A short while later I went to the top of the mountain to gaze at sunset and on a whim (again read: universal nudge) I turned left instead of right and found a new, beautiful secluded patch on which to plant my bare feet and gaze. About six minutes into my eleven minutes I hear a voice behind me say “Oh, I don’t want to disturb you, I just wanna do some stuff.” I replied that he was not disturbing me and he was welcome, but I continued to stare straight ahead. I start to hear the sounds of yoga breath behind me and I smile realizing a fellow Yogi has found the same perch of the mountain as me. After my gazing I turn and introduce myself to what turns out to be a very fit and beautiful man named Darrin. I’ll call him Yogi D. I notice he has been building something and I ask about it. He tells me it’s his alter and he is setting some intentions and focusing his energy. In the last six minutes of my gazing I was joined by another Yogi who built a small alter out of a pile of rocks, some twigs, a bird feather and some paper. As we chat he tells me he’s realizing it’s all about learning what you’re worth, and learning what other’s are worth. I relate that since my sun-gazing began I have been discovering my own self-confidence and self-faith. He says “is that right” with a glint in his eye as if he knows me and all of this already. I say my good-byes after a few more moments of pleasant chit chat but he cocks his head to side with a look that says “aren’t you forgetting something,” then he moves in, completely unsolicited to give me the final and ultimate free hug of the day. We hugged for a longer than socially appropriate amount of time for two strangers and then I did that thing where you subtly loosen your grip to indicate you are done hugging. This only made him hold me tighter. We went around like this for almost a minute when I finally just surrendered, and let this strange Yogi hug me with all his might. It was a rush of peace and love.
I saw Yogi D one more time at the parking lot and he addressed me by name, said he would see me up there agin sometime and wished me a happy Father’s Day. Oh yeah, I thought, it was Father’s Day. As I drove back down the mountain I felt a rush of love. The sun was saying to me in no uncertain terms that it was my Father now. I told the story of the last time I saw my father for the first time in almost 15 years this morning only to be reminded at the end of the day that I was not defined by that, or by him. The universe had been trying to hug me all day and tell me that I had all the father figure I needed. At the top of the mountain with Yogi D, I was starting to get the message.

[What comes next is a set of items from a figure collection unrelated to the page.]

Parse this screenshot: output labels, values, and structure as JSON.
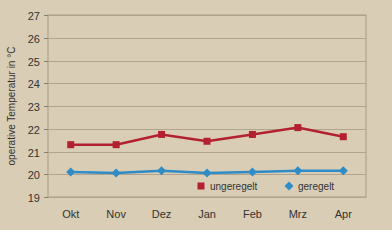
{
  "chart_data": {
    "type": "line",
    "y_label": "operative Temperatur in °C",
    "categories": [
      "Okt",
      "Nov",
      "Dez",
      "Jan",
      "Feb",
      "Mrz",
      "Apr"
    ],
    "series": [
      {
        "name": "ungeregelt",
        "color": "#b3202f",
        "marker": "square",
        "values": [
          21.3,
          21.3,
          21.75,
          21.45,
          21.75,
          22.05,
          21.65
        ]
      },
      {
        "name": "geregelt",
        "color": "#2f8cc6",
        "marker": "diamond",
        "values": [
          20.1,
          20.05,
          20.15,
          20.05,
          20.1,
          20.15,
          20.15
        ]
      }
    ],
    "ylim": [
      19,
      27
    ],
    "yticks": [
      19,
      20,
      21,
      22,
      23,
      24,
      25,
      26,
      27
    ],
    "grid": true,
    "legend": "lower right"
  }
}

Science can’t prove that the sun was having a specific and individual conversation with me, so I am left only to share my story. If you want to rest in the safety and limits of “that’s impossible” then to you I am a deluded fatherless yogi trying to make up for something I missed. But if you know, like I do now more than ever, that the universe is alive and conscious and trying moment my moment to relate to us, then maybe you can see what I see: the universe has been my father all along and he just wanted to hug his kid tight today.
“We can easily forgive a child who is afraid of the dark; the real tragedy of life is when men are afraid of the light.” -Plato
SIDE EFFECTS: Strangers, both sober and drunk, approach me on the regular now with messages from God, or the Universe, or The Great Whatever, as I’ve started calling it.
BENEFITS: As the bible says “Do not forget to entertain strangers, for thereby some have entertained angels unawares,” Hebrews 13:2. And the angels just keep on coming.